Methods: The current study exposed male and female rats to large-doses of METH (4 injections of 7.5 mg/kg) or saline. Hyperthermia was promoted in the females exposed to METH such that similar hyperthermia occurred in males and females. Rats were sacrificed 8 d later and neurochemical changes were assessed in the striatum, hippocampus, frontal cortex and olfactory bulbs.
Results: Results revealed that male and female rats exposed to METH had similar decreases in dopamine (DA) transporter (DAT) immunoreactivity in the striatum, serotonin (5-HT) content and 5-HT transporter (SERT) function in the hippocampus, and 5-HT content in the frontal cortex. However, female rats exposed to METH had greater decreases in 5-HT content in the olfactory bulbs compared to sex-matched controls while male rats exposed to METH did not significantly differ from sex-matched controls.
Conclusions: These findings suggest that when similar hyperthermia is maintained between male and female rats exposed to METH, the neurotoxic effects of METH were similar in some, but not all brain regions.
Methamphetamine; Sex-differences; Striatum; Hippocampus; Frontal cortex; Olfactory bulbs
DA: Dopamine; DAT: Dopamine Transporter; METH: Methamphetamine; 5-HT: Serotonin; SERT: Serotonin Transporter
Methamphetamine (METH) is a highly addictive drug that leads to devastating consequences including increases in the prevalence of psychiatric symptoms, health problems, violence, criminal behaviour and death [1,2]. Of importance, clinical studies have shown that METH is abused by both males and females [3-8] but few preclinical studies have investigated potential sex-differences in the toxic effects of this drug in various brain regions.
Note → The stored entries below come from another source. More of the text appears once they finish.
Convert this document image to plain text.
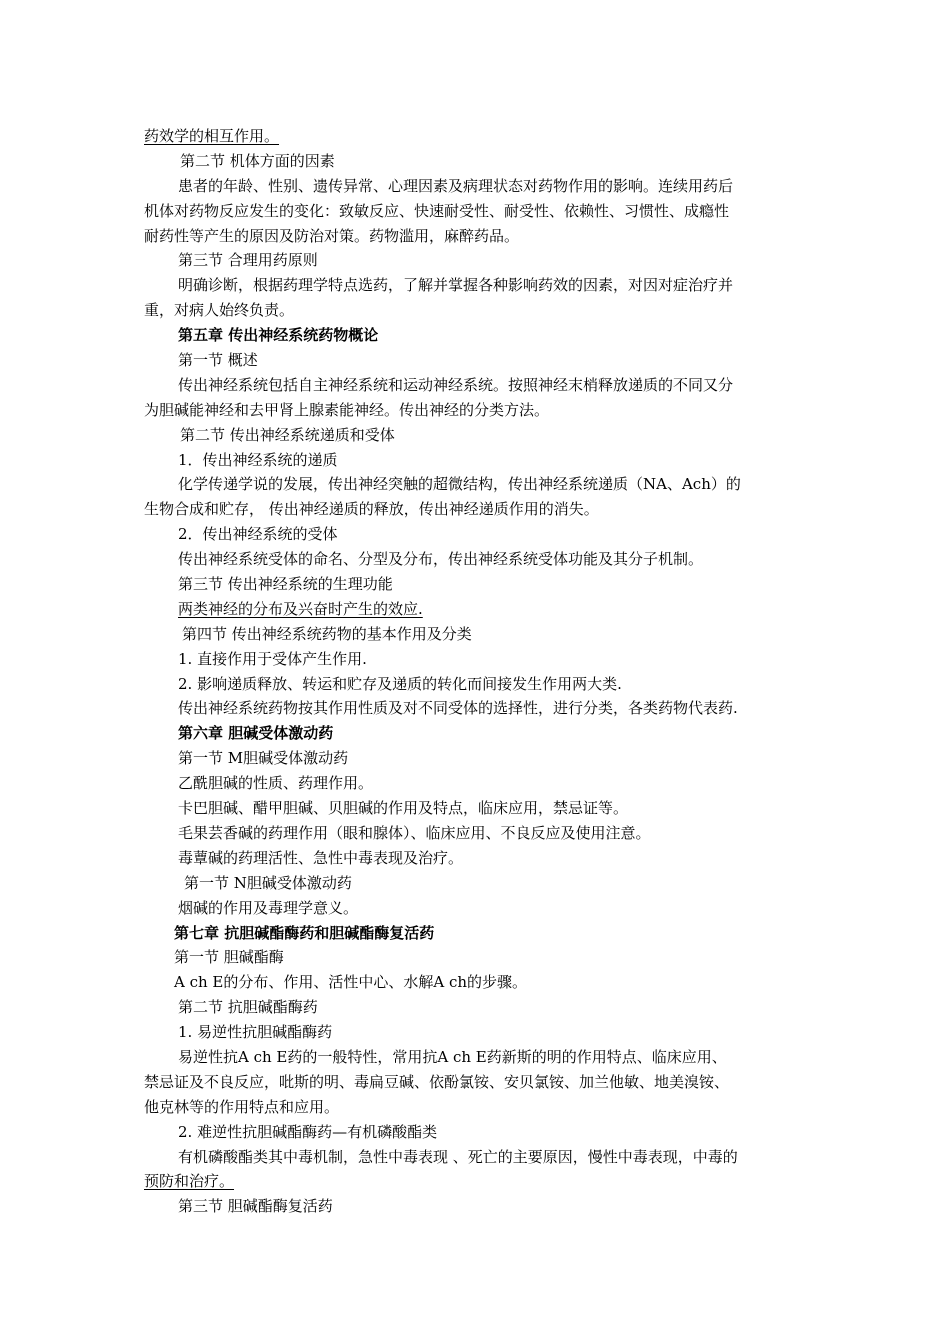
药效学的相互作用。
第二节 机体方面的因素
患者的年龄、性别、遗传异常、心理因素及病理状态对药物作用的影响。连续用药后
机体对药物反应发生的变化：致敏反应、快速耐受性、耐受性、依赖性、习惯性、成瘾性
耐药性等产生的原因及防治对策。药物滥用，麻醉药品。
第三节 合理用药原则
明确诊断，根据药理学特点选药，了解并掌握各种影响药效的因素，对因对症治疗并
重，对病人始终负责。
第五章 传出神经系统药物概论
第一节 概述
传出神经系统包括自主神经系统和运动神经系统。按照神经末梢释放递质的不同又分
为胆碱能神经和去甲肾上腺素能神经。传出神经的分类方法。
第二节 传出神经系统递质和受体
1．传出神经系统的递质
化学传递学说的发展，传出神经突触的超微结构，传出神经系统递质（NA、Ach）的
生物合成和贮存， 传出神经递质的释放，传出神经递质作用的消失。
2．传出神经系统的受体
传出神经系统受体的命名、分型及分布，传出神经系统受体功能及其分子机制。
第三节 传出神经系统的生理功能
两类神经的分布及兴奋时产生的效应.
第四节 传出神经系统药物的基本作用及分类
1. 直接作用于受体产生作用.
2. 影响递质释放、转运和贮存及递质的转化而间接发生作用两大类.
传出神经系统药物按其作用性质及对不同受体的选择性，进行分类，各类药物代表药.
第六章 胆碱受体激动药
第一节 M胆碱受体激动药
乙酰胆碱的性质、药理作用。
卡巴胆碱、醋甲胆碱、贝胆碱的作用及特点，临床应用，禁忌证等。
毛果芸香碱的药理作用（眼和腺体）、临床应用、不良反应及使用注意。
毒蕈碱的药理活性、急性中毒表现及治疗。
第一节 N胆碱受体激动药
烟碱的作用及毒理学意义。
第七章 抗胆碱酯酶药和胆碱酯酶复活药
第一节 胆碱酯酶
A ch E的分布、作用、活性中心、水解A ch的步骤。
第二节 抗胆碱酯酶药
1. 易逆性抗胆碱酯酶药
易逆性抗A ch E药的一般特性，常用抗A ch E药新斯的明的作用特点、临床应用、
禁忌证及不良反应，吡斯的明、毒扁豆碱、依酚氯铵、安贝氯铵、加兰他敏、地美溴铵、
他克林等的作用特点和应用。
2. 难逆性抗胆碱酯酶药—有机磷酸酯类
有机磷酸酯类其中毒机制，急性中毒表现 、死亡的主要原因，慢性中毒表现，中毒的
预防和治疗。
第三节 胆碱酯酶复活药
Preclinical data suggest that high doses of METH can lead to persistent serotonergic and dopaminergic deficits including decreases in dopamine (DA) transporters (DAT) function and/or immune reactivity, and DA and serotonin (5-HT) tissue content within the striatum of male rodents [9-14]. METH also damages other brain regions including the hippocampus, frontal cortex and olfactory bulbs [14-21]. Specifically, high doses of METH will lead to depletions in 5-HT content within the hippocampus and frontal cortex [13,14,16-20], as well as decreases in DA and/or 5-HT content within the olfactory bulbs [15,21].
Hyperthermia is one of the most common symptoms of an overdose reported in METH users . Preclinical studies have suggested that hyperthermia leads to increased toxicity in a variety of brain regions including the striatum, hippocampus, and amygdala as well as the blood-brain barrier in males [10,23,24]. However, female mice also have reduced hyperthermia and toxicity following METH compared to males [25,26]. A large single injection of METH (40 mg/kg) leads to smaller DA depletions, as well as other markers of toxicity, in the striatum of female mice compared to males [25-27]. However, when similar hyperthermia was maintained between male and female rats during a multiple METH exposure, similar decreases in DA and 5-HT content were found within the striatum . These findings suggest that hyperthermia may mediate the attenuation in deficits within the striatum induced by METH in females. However, little is known if sexdifferences exist in other brain regions following neurotoxic METH exposures.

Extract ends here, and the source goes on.